Speaking in generalities here, real answers are obviously going to vary on a firm-by-firm basis:
1. Base pay is generally comparable but Acq groups have higher upside and will see much higher bonuses in good years. In bad years pay is gonna be very similar, sometimes AM pay can even be higher if there’s little deal flow. Carry is very firm dependent but yes, AM employees can still participate in deals.
2. AM does generally have to work less but again this isn’t necessarily the case when there’s little or no deal flow. During average or good times, acq is generally gonna have longer nights and more fire drills that take up a weekend or keep you up until the late hours. AM hours are more predictable, and spike during budget/business plan season in the fall and early winter but are generally manageable at most firms. Megafunds and some leaner shops can still be 80+ hours though, even for the AM team.
3. AM definitely gets less modeling experience than Acq but you’re gonna be still be expected to know how to at least function within existing models, even if you aren’t putting them together from scratch. Argus and excel tests are pretty standard, many interviews will also ask you to put together a waterfall or basic returns model even if you aren’t doing this in your day to day.
4. At larger shops, the roles are generally going to be silo’d but at smaller, more entrepreneurial shops it’s totally plausible that you’d have job functions that touch on both areas. Many deals also have some gray area during underwriting where the Acq team will rely on AM for underwriting assumptions or market info and vice versa so you’ll likely get exposure to both sides regardless of which team you end up on.

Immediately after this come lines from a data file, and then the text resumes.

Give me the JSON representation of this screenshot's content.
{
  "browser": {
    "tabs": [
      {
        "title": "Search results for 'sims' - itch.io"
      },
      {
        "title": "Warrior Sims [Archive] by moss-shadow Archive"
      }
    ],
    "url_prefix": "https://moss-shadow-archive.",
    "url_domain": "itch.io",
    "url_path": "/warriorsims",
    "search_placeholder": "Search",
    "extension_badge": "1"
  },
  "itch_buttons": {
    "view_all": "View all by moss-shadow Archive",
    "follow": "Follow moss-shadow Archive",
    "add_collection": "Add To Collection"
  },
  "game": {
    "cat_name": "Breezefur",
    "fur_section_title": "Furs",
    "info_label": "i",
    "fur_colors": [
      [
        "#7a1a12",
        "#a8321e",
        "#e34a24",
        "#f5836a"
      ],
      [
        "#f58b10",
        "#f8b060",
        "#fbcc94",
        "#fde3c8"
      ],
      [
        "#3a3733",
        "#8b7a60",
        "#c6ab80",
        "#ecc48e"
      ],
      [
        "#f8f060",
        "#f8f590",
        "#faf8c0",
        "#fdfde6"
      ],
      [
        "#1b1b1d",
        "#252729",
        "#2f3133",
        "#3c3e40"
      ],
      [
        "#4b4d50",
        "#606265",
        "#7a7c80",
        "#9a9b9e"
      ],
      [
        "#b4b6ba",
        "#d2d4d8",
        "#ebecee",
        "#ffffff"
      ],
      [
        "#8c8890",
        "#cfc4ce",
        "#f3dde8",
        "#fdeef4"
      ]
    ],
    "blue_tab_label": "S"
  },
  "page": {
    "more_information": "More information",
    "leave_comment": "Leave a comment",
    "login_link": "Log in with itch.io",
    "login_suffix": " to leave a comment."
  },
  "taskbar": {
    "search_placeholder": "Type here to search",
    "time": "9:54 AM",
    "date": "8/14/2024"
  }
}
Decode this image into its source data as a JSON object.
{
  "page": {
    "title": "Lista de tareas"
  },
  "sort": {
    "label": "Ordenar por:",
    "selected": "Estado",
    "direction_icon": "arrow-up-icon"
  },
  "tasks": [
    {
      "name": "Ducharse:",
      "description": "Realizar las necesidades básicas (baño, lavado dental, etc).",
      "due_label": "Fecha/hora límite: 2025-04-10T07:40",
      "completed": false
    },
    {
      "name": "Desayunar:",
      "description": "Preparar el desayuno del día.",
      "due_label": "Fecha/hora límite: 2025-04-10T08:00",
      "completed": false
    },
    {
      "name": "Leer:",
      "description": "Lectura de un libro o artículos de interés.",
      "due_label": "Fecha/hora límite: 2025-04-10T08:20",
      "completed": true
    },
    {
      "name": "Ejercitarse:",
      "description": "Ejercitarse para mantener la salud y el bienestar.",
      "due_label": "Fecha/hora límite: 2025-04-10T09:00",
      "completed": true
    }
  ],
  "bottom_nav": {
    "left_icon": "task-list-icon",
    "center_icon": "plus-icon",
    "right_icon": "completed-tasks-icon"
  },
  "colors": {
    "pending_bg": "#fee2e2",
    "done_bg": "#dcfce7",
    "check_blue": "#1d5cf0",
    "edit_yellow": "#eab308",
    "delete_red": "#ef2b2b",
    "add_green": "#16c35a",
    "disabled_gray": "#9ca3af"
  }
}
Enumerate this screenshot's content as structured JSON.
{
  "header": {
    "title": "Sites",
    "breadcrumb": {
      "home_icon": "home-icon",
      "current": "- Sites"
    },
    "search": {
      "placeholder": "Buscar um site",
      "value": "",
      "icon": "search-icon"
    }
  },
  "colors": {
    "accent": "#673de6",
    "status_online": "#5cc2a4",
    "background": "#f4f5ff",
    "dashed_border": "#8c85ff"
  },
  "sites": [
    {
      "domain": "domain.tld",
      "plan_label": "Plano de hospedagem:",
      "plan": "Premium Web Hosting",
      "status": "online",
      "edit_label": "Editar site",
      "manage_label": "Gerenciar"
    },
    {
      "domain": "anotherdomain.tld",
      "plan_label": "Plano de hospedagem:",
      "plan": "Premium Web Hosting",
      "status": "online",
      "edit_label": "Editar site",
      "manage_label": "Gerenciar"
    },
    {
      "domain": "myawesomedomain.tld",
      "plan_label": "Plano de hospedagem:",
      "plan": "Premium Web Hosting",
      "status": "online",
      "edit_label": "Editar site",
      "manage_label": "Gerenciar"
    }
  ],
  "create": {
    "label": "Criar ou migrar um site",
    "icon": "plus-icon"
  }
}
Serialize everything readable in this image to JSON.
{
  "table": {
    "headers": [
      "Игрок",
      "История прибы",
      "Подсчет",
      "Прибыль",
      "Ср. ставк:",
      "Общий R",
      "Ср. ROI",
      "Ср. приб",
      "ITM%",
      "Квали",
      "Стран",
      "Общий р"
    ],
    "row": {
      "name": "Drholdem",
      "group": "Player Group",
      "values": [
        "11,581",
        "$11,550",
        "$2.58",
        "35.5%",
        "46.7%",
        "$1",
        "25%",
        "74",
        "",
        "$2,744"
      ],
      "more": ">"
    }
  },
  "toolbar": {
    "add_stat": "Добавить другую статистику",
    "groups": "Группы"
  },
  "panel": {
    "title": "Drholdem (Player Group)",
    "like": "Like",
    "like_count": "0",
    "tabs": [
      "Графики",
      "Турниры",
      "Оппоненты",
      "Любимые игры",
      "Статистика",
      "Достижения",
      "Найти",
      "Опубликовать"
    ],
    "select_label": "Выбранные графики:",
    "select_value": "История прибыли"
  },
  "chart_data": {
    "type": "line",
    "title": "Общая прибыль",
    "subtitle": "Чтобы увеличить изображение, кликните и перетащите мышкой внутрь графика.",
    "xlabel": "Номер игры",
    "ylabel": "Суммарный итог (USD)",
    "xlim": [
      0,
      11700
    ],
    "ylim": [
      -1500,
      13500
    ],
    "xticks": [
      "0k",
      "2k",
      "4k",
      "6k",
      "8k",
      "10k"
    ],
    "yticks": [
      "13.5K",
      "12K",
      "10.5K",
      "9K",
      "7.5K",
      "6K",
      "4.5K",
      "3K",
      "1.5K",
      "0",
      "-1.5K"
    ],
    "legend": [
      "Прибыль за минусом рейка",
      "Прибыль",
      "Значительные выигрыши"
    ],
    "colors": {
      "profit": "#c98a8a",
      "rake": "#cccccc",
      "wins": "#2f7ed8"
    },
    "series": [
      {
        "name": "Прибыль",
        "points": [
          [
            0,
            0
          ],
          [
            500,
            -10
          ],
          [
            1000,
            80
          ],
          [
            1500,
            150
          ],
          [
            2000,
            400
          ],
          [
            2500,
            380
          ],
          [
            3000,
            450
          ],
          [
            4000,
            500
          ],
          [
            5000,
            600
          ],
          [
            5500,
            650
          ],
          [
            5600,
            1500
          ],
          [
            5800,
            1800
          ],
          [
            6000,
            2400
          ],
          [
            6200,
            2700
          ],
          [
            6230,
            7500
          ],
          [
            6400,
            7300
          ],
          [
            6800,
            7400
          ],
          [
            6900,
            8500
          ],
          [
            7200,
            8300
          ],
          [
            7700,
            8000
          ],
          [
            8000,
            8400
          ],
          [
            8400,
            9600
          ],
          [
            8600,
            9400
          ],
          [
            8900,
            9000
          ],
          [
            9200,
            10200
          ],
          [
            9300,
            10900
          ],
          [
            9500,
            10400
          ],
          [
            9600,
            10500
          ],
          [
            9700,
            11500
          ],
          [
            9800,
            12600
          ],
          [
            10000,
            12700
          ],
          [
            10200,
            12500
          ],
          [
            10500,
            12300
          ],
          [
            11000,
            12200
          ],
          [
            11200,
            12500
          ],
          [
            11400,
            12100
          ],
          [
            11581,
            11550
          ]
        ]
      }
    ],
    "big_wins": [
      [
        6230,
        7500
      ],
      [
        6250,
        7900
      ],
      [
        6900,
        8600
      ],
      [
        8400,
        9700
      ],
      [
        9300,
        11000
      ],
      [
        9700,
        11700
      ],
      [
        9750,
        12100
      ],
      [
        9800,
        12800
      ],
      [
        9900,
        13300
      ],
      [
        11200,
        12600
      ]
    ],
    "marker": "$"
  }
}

5. On the whole, Acq is the “sexier” job to outsiders and is closer to traditional IB/PE roles. The ceiling is higher for compensation and in good times you’re gonna make anywhere from 10-50% more than on AM. With that said though, especially at lower levels the work really isn’t that glamorous. Mainly updating your existing model for the 30th time based on a ridiculous request from a portfolio manager, the results of which will have no bearing on any decision, massaging IC memos to make the numbers appear more favorable than they actually are and doing market research. It’s repetitive and can get dry pretty quick depending on your team and the markets you’re covering. Acq jobs are also cut a lot quicker during recessions so job stability can be poor.
AM has lower ceilings but is typically more stable. They’re the last guys to get laid off during downturns and the job is less results-based. Hours typically aren’t bad and it’s generally the more easy going group of the two. The day to day work can vary alot and you’ll be exposed to a broader range of issues than in Acq but alot of these are very menial tasks - getting deep in the weeds on issues like taxes, insurance, property management, legal documents, construction development, tenant relations, etc. One pro is that if you ever want to do your own deals, I’d argue AM is the more useful of the two since you’ll get a lot more operational experience and most deals (especially the ones you’d be doing when starting out) aren’t all that difficult to underwrite.
Ultimately both have big pros and cons. If you can handle longer hours, enjoy the chaos of the deal process and want to be closer to classic finance, do Acq. You’ll make more money and the job is more interesting at the higher levels.
If you value stability, don’t want work to become your life, or have an eye towards doing smaller deals of your own choose AM. Better WLB and can still make decent money.
Couldn't imagine a more thorough answer. Thank you so much!
Brilliant answer.
I've an offer for a large fund to do Acq+AM - in one role - the deal team is lean, meaning I'd be doing underwriting and AM - do you reckon that would cause any determent to later rotating into a firm to do pure Acq?
I wouldn't think so, if anything probably helps that you have experience on strategy execution (AM) as well as the transactional side of things.
Yeah if you really are getting enough exposure on both sides then you can kinda tailor how you want to present that experience on future interviews so it shouldn’t be a problem. Only point of caution would be that a lot of shops are still either not doing much underwriting these days or are fully pencils down, so to prevent you from getting pegged on the AM side, I’d try to talk to people at the firm to get a realistic idea of how much Acq experience you’re gonna get until the market eventually heats back up again.
On the AM side at a decently sized shop (30k units) and this describes my time exactly. Looking to take the WSO real estate course when it slows down post YE and BP season to move into acquisitions next year as the market hopefully rebounds.
To give you an idea: I’m a third year acquisitions senior associate in a secondary market. Comp: $140k base + 10-20% bonus + minimal acquisition fees + 1% carry in fund. I work 40-50 hours per week and love my role. Idea is to hopefully get more significant carry.
third year out of undergrad?
6 years out. Spent my first two years in commercial banking.
nice, what size firm are you with and what asset classes do you guys do?